Callie Farnsworth and Yaria Pasquini mixed and mingled with legendary barkeep Balzano.
Photo by Stefano Giovannini

Balzano was born in a brick apartment next to Sunny’s, which his great-grandfather opened in 1890. An uncle took over and renamed it John’s Restaurant and Bar back in the day when Brooklyn was still a shipping crossroads, the channel buoy rang offshore, and packs of wild dogs and brawlers roamed the streets.

“You almost had to fight to survive,” Balzano told this newspaper in 2011, relaying how he thwarted street thugs in the 1940s only to battle gun-slinging bar robbers four decades later.

The former Air Force serviceman traveled across the country and to India, where he worshipped at the feet of a guru, to fulfill his wanderlust. He returned home to help with the family business and took over after his uncle’s death. Balzano transformed the languishing spot into a popular night club for a new and energetic fringe-arts community that was immediately drawn to the exciting grand-daddy of trail-blazing beatniks.

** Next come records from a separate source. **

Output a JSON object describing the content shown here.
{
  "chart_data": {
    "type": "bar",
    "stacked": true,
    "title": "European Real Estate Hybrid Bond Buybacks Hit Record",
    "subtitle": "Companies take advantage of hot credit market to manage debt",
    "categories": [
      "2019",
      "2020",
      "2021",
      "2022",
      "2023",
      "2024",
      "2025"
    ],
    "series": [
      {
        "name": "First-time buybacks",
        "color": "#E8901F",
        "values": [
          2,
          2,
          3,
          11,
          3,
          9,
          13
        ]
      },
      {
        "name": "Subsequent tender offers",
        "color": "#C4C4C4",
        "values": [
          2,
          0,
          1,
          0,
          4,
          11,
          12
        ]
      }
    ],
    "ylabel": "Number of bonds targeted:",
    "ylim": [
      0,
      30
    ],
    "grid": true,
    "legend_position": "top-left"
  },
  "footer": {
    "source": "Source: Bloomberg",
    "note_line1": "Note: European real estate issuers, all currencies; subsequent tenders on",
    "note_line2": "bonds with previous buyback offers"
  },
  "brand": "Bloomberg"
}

When Sunny's bar was battered by Hurricane Sandy, hundreds of friends stepped up to help raise money at a benefit concert at teh Bell House.
Photo by Stefano Giovannini

“Going into Sunny’s was like being let in on a secret,” said cartoonist and Courier arts editor Bill Roundy. “It was like going into his living room and being welcomed like part of a club.”

Roundy immortalized the tap room in his Bar Scrawl cartoon column, “Let the good times roll again at Sunny’s,” when it re-opened after Hurricane Sandy, calling it “a destination bar.”

Balzano, a renaissance man who could have lived anywhere in the world, chose to stay in the neighborhood of his birth and sleep in the room where he was born until his death, but he will be best remembered for making Sunny’s an enduring Brooklyn symbol that Tim Sultan explains in his book “Sunny’s Nights: Lost and Found at a Bar on the Edge of the World.”

Sunny mixes a dring.
Photo by Stefano Giovannini

“Imagine that Alice had walked into a bar instead of falling down the rabbit hole,” Sultan writes.

A wake will be held for Sunny Balzano at Scotto’s Funeral Home in Carroll Gardens. Details were not available at press time.